Party Requesting Fees Would Not Have Faced Exposure to Successor Lender Under Document Fee Clauses.
In the Civil Code section 1717 context, especially involving non-signatories, alter egos, successor or joint venturers, a crucial inquiry for recovery is whether this class of litigants would have faced fee exposure under a fees clause to the non-prevailing side. If not, fees will not be awarded.
Residential Credit Solutions, Inc. v. Adigwe, Case No. B240653 (2d Dist., Div. 4 Dec. 4, 2013) (unpublished) involved a situation where original borrowers obtaining a loan secured by a deed of trust eventually lost title to the secured property against the Adigwes, who filed a lis pendens and obtained a quiet title judgment against original borrowers. Later, a successor lender providing a credit facility after the filing of the lis pendens sued borrowers and Adigwes on various theories. Adigwes eventually prevailed based on a demurrer sustained without leave, subsequently seeking attorney’s fees as the prevailing party against successor lender based on fees clauses in the loan documents.
The trial court denied the fees request, a ruling sustained on appeal.

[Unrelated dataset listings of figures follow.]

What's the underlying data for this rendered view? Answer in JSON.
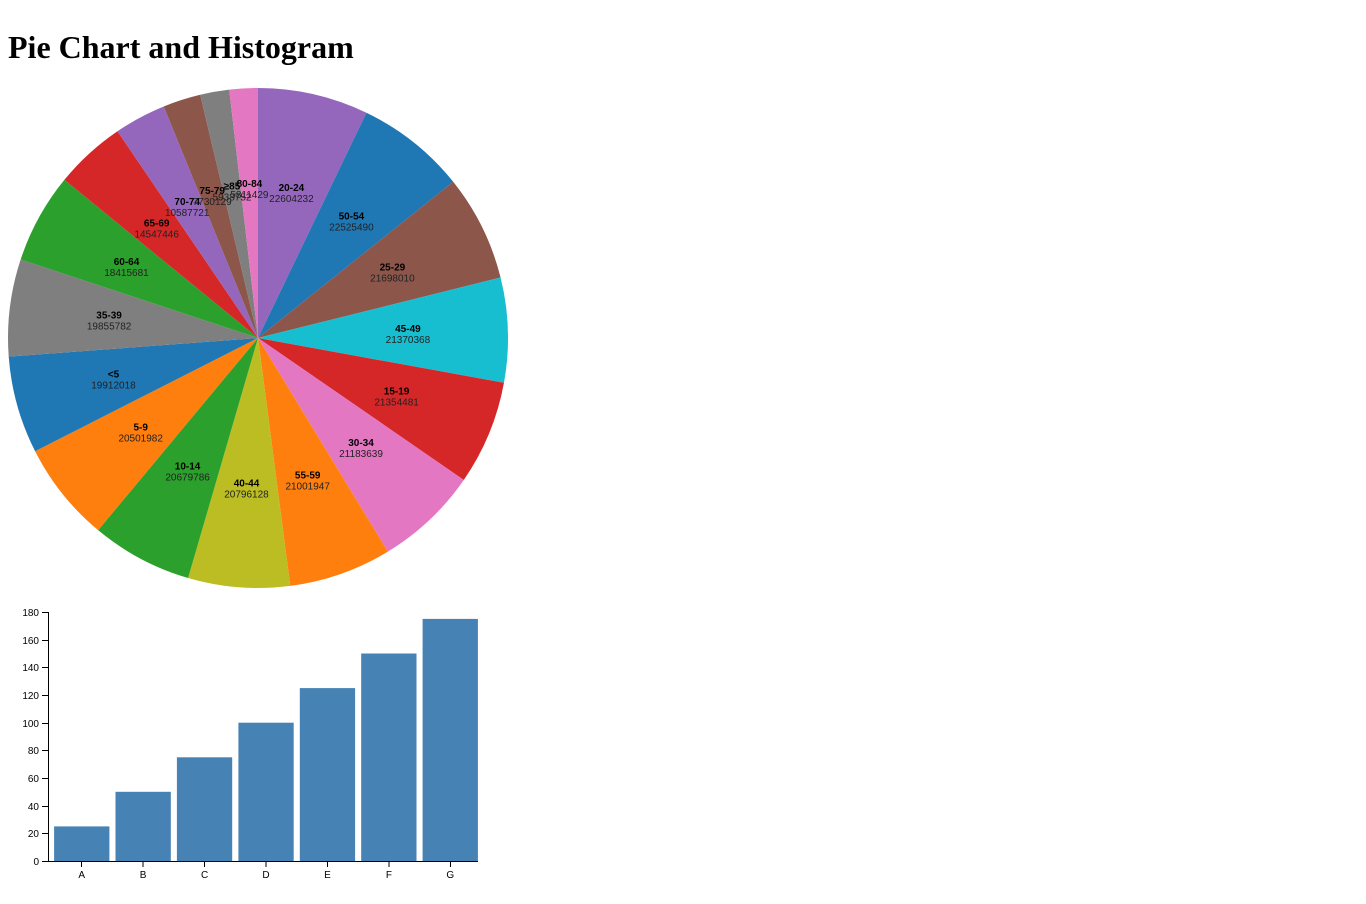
{
  "page": {
    "title": "Pie Chart and Histogram"
  },
  "chart_data": [
    {
      "type": "pie",
      "title": "",
      "slices": [
        {
          "label": "20-24",
          "value": 22604232,
          "color": "#9467bd"
        },
        {
          "label": "50-54",
          "value": 22525490,
          "color": "#1f77b4"
        },
        {
          "label": "25-29",
          "value": 21698010,
          "color": "#8c564b"
        },
        {
          "label": "45-49",
          "value": 21370368,
          "color": "#17becf"
        },
        {
          "label": "15-19",
          "value": 21354481,
          "color": "#d62728"
        },
        {
          "label": "30-34",
          "value": 21183639,
          "color": "#e377c2"
        },
        {
          "label": "55-59",
          "value": 21001947,
          "color": "#ff7f0e"
        },
        {
          "label": "40-44",
          "value": 20796128,
          "color": "#bcbd22"
        },
        {
          "label": "10-14",
          "value": 20679786,
          "color": "#2ca02c"
        },
        {
          "label": "5-9",
          "value": 20501982,
          "color": "#ff7f0e"
        },
        {
          "label": "<5",
          "value": 19912018,
          "color": "#1f77b4"
        },
        {
          "label": "35-39",
          "value": 19855782,
          "color": "#7f7f7f"
        },
        {
          "label": "60-64",
          "value": 18415681,
          "color": "#2ca02c"
        },
        {
          "label": "65-69",
          "value": 14547446,
          "color": "#d62728"
        },
        {
          "label": "70-74",
          "value": 10587721,
          "color": "#9467bd"
        },
        {
          "label": "75-79",
          "value": 7730129,
          "color": "#8c564b"
        },
        {
          "label": "≥85",
          "value": 5938752,
          "color": "#7f7f7f"
        },
        {
          "label": "80-84",
          "value": 5811429,
          "color": "#e377c2"
        }
      ]
    },
    {
      "type": "bar",
      "title": "",
      "xlabel": "",
      "ylabel": "",
      "categories": [
        "A",
        "B",
        "C",
        "D",
        "E",
        "F",
        "G"
      ],
      "values": [
        25,
        50,
        75,
        100,
        125,
        150,
        175
      ],
      "ylim": [
        0,
        180
      ],
      "yticks": [
        0,
        20,
        40,
        60,
        80,
        100,
        120,
        140,
        160,
        180
      ],
      "bar_color": "#4682b4",
      "grid": false
    }
  ]
}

The reviewing court concluded that Adigwes were not parties to the pertinent loan documents with fees clauses, so non-signatory analysis had to be utilized. The problem here was that Adigwes took title through a quiet title judgment, not through the loan documents with fees clauses. Given the absence of allegations that Adigwes were joint venturers or alter egos of the original borrowers, there was no basis for fee entitlement under section 1717.